Die Irrfahrt der Kofferbombe

Das Szenario um die nichtexplodierten Kofferbomben muss dramatisch gewesen sein – jedenfalls scheint der Spiegel in seiner aktuellen Ausgabe so gut informiert, eine fiktive „Augenzeugenschilderung“ zu geben. Tatsächlich aber bleiben zumindest um den Fund der Kofferbombe im Zug nach Hamm Unklarheiten.

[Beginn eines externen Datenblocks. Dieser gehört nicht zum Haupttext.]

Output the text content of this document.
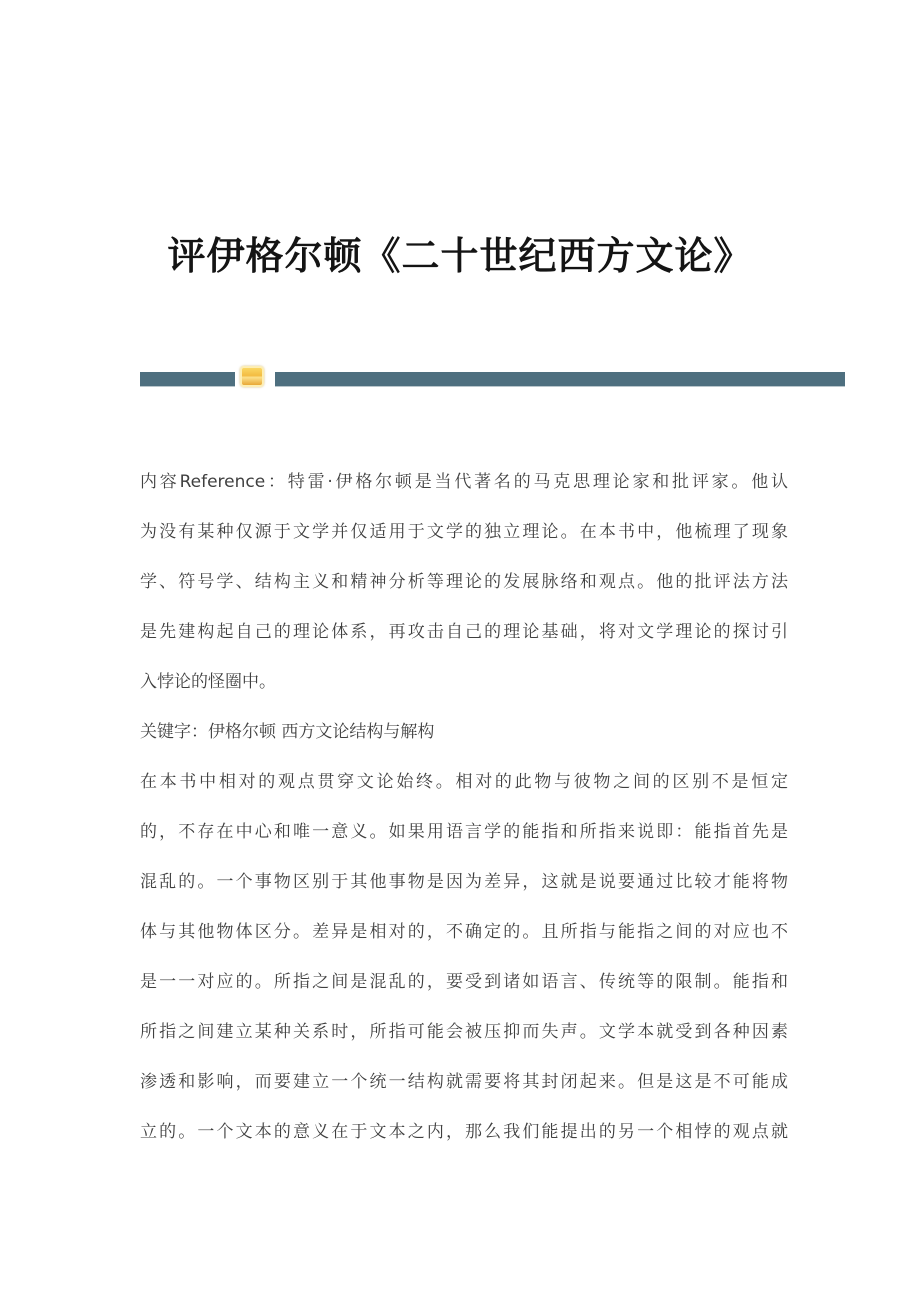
评伊格尔顿《二十世纪西方文论》
内容Reference：特雷·伊格尔顿是当代著名的马克思理论家和批评家。他认
为没有某种仅源于文学并仅适用于文学的独立理论。在本书中，他梳理了现象
学、符号学、结构主义和精神分析等理论的发展脉络和观点。他的批评法方法
是先建构起自己的理论体系，再攻击自己的理论基础，将对文学理论的探讨引
入悖论的怪圈中。
关键字：伊格尔顿 西方文论结构与解构
在本书中相对的观点贯穿文论始终。相对的此物与彼物之间的区别不是恒定
的，不存在中心和唯一意义。如果用语言学的能指和所指来说即：能指首先是
混乱的。一个事物区别于其他事物是因为差异，这就是说要通过比较才能将物
体与其他物体区分。差异是相对的，不确定的。且所指与能指之间的对应也不
是一一对应的。所指之间是混乱的，要受到诸如语言、传统等的限制。能指和
所指之间建立某种关系时，所指可能会被压抑而失声。文学本就受到各种因素
渗透和影响，而要建立一个统一结构就需要将其封闭起来。但是这是不可能成
立的。一个文本的意义在于文本之内，那么我们能提出的另一个相悖的观点就
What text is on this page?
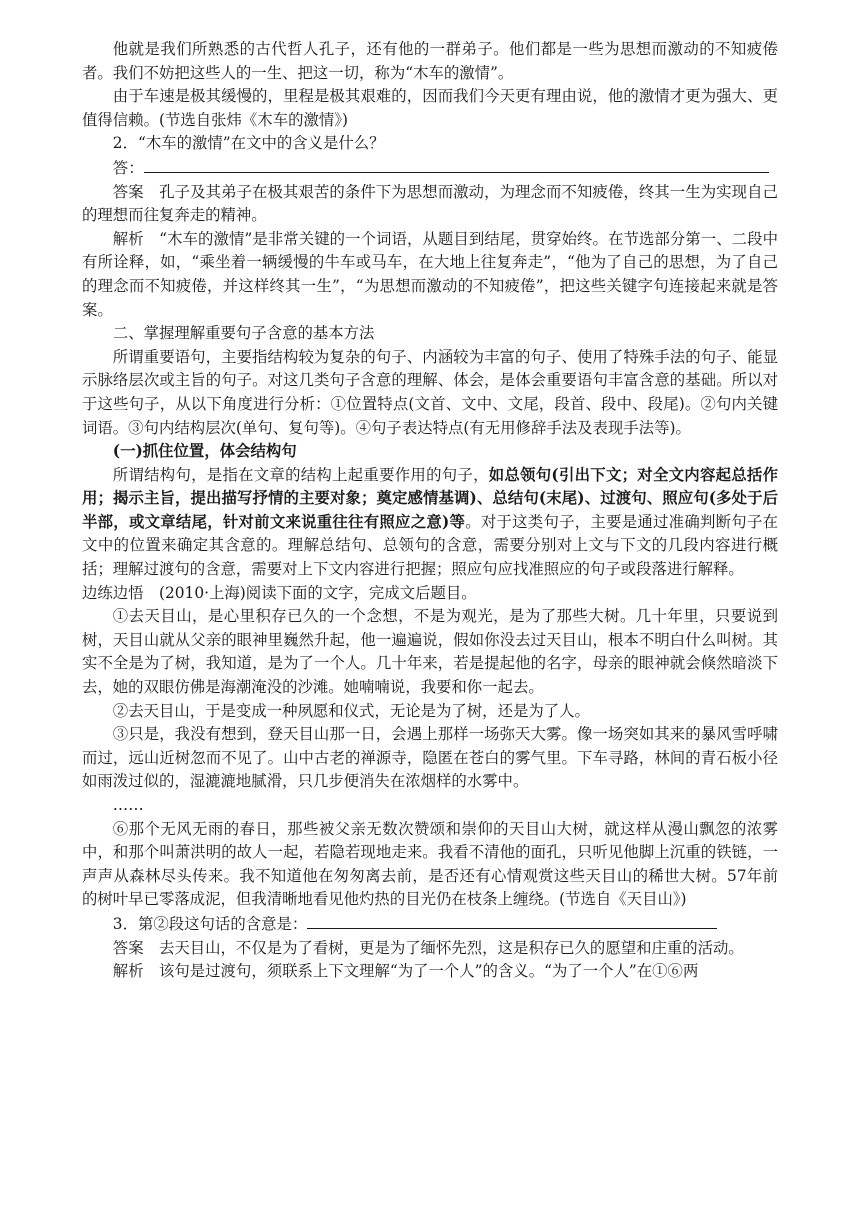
他就是我们所熟悉的古代哲人孔子，还有他的一群弟子。他们都是一些为思想而激动的不知疲倦者。我们不妨把这些人的一生、把这一切，称为“木车的激情”。

由于车速是极其缓慢的，里程是极其艰难的，因而我们今天更有理由说，他的激情才更为强大、更值得信赖。(节选自张炜《木车的激情》)

2．“木车的激情”在文中的含义是什么？

答：

答案　孔子及其弟子在极其艰苦的条件下为思想而激动，为理念而不知疲倦，终其一生为实现自己的理想而往复奔走的精神。

解析　“木车的激情”是非常关键的一个词语，从题目到结尾，贯穿始终。在节选部分第一、二段中有所诠释，如，“乘坐着一辆缓慢的牛车或马车，在大地上往复奔走”，“他为了自己的思想，为了自己的理念而不知疲倦，并这样终其一生”，“为思想而激动的不知疲倦”，把这些关键字句连接起来就是答案。

二、掌握理解重要句子含意的基本方法

所谓重要语句，主要指结构较为复杂的句子、内涵较为丰富的句子、使用了特殊手法的句子、能显示脉络层次或主旨的句子。对这几类句子含意的理解、体会，是体会重要语句丰富含意的基础。所以对于这些句子，从以下角度进行分析：①位置特点(文首、文中、文尾，段首、段中、段尾)。②句内关键词语。③句内结构层次(单句、复句等)。④句子表达特点(有无用修辞手法及表现手法等)。

(一)抓住位置，体会结构句

所谓结构句，是指在文章的结构上起重要作用的句子，如总领句(引出下文；对全文内容起总括作用；揭示主旨，提出描写抒情的主要对象；奠定感情基调)、总结句(末尾)、过渡句、照应句(多处于后半部，或文章结尾，针对前文来说重往往有照应之意)等。对于这类句子，主要是通过准确判断句子在文中的位置来确定其含意的。理解总结句、总领句的含意，需要分别对上文与下文的几段内容进行概括；理解过渡句的含意，需要对上下文内容进行把握；照应句应找准照应的句子或段落进行解释。

边练边悟　(2010·上海)阅读下面的文字，完成文后题目。

①去天目山，是心里积存已久的一个念想，不是为观光，是为了那些大树。几十年里，只要说到树，天目山就从父亲的眼神里巍然升起，他一遍遍说，假如你没去过天目山，根本不明白什么叫树。其实不全是为了树，我知道，是为了一个人。几十年来，若是提起他的名字，母亲的眼神就会倏然暗淡下去，她的双眼仿佛是海潮淹没的沙滩。她喃喃说，我要和你一起去。

②去天目山，于是变成一种夙愿和仪式，无论是为了树，还是为了人。

③只是，我没有想到，登天目山那一日，会遇上那样一场弥天大雾。像一场突如其来的暴风雪呼啸而过，远山近树忽而不见了。山中古老的禅源寺，隐匿在苍白的雾气里。下车寻路，林间的青石板小径如雨泼过似的，湿漉漉地腻滑，只几步便消失在浓烟样的水雾中。

……

⑥那个无风无雨的春日，那些被父亲无数次赞颂和崇仰的天目山大树，就这样从漫山飘忽的浓雾中，和那个叫萧洪明的故人一起，若隐若现地走来。我看不清他的面孔，只听见他脚上沉重的铁链，一声声从森林尽头传来。我不知道他在匆匆离去前，是否还有心情观赏这些天目山的稀世大树。57年前的树叶早已零落成泥，但我清晰地看见他灼热的目光仍在枝条上缠绕。(节选自《天目山》)

3．第②段这句话的含意是：

答案　去天目山，不仅是为了看树，更是为了缅怀先烈，这是积存已久的愿望和庄重的活动。

解析　该句是过渡句，须联系上下文理解“为了一个人”的含义。“为了一个人”在①⑥两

In dem Artikel „Die Jagd auf Deutschlands Bahn-Bomber“ (Spiegel Nr. 34/06) schildern die Autoren das Szenario wie folgt:

„Auch potentielle Massenmörder achten auf Sauberkeit. Geradezu vorbildlich warf der junge Mann auf dem Kölner Hauptbahnhof seinen Abfall in den nach Wertstoffgruppen unterteilten Mülleimer – bevor er und sein Komplize ihre tödliche Fracht vom Bahnsteig in zwei Regionalzüge wuchteten.
Das war gegen Mittag, am Montag, dem 31. Juli. Um 14.40 Uhr sollten die beiden Regionalzüge ihr Ziel erreichen. Um 14.30 Uhr machte es klick. Niemand hörte es, und nichts geschah. Fast nichts. Außer dass Wecker in den Koffern schalteten, die Sprengsätze daneben aber nicht zündeten. In Sekundenbruchteilen hätten die Waggons sonst in Flamen gestanden. Zahlreiche Fahrgäste haben ihr Leben einem Konstruktionsfehler der Bomben zu verdanken.“

Nun lässt sich dieses Szenario recht einfach rekonstruieren aus den Angaben des Bundeskriminalamts (BKA), die auf der Pressekonferenz zum Thema gemacht wurden. Auch gab es dort die Video-Aufnahmen vom Kölner Hauptbahnhof zu sehen. Die Aussagen von BKA-Präsident Ziercke zum Tathergang sind zudem auf den Internetseiten des BKA abrufbar. Allerdings weist Ziercke dort auch auf den merkwürdigen Umstand hin, dass die Attentäter „eher schwach besetzte Züge“ auswählten und die „beabsichtigte(n) Explosionen und Brandausbrüche auf freier Strecke, jedenfalls nicht in den Endbahnhöfen Dortmund oder Koblenz“ geplant waren. Der Spiegel spekuliert:

„Dass die Brandsätze auf freier Strecke und nicht in einem Bahnhof gezündet wurden, kann heißen: Die Täter wollten größeren Schaden vermeiden – oder ganz im Gegenteil verhindern, dass Rettungskräfte schnell zu den Opfern gelangen könnten.“

In der Tat wäre aber zumindest die Kofferbombe im NRW-Express von Aachen nach Hamm laut Fahrplan ganz in der Nähe des Bahnhofs von Kamen explodiert. Dort hätte der Zug um 14.30 Uhr eintreffen sollen. Nur wo stand oder fuhr der Zug um 14.30 Uhr wirklich? Und wie wurde der Koffer mit der Bombe gefunden und gelangte dann in das Fundbüro im Dortmunder Hauptbahnhof?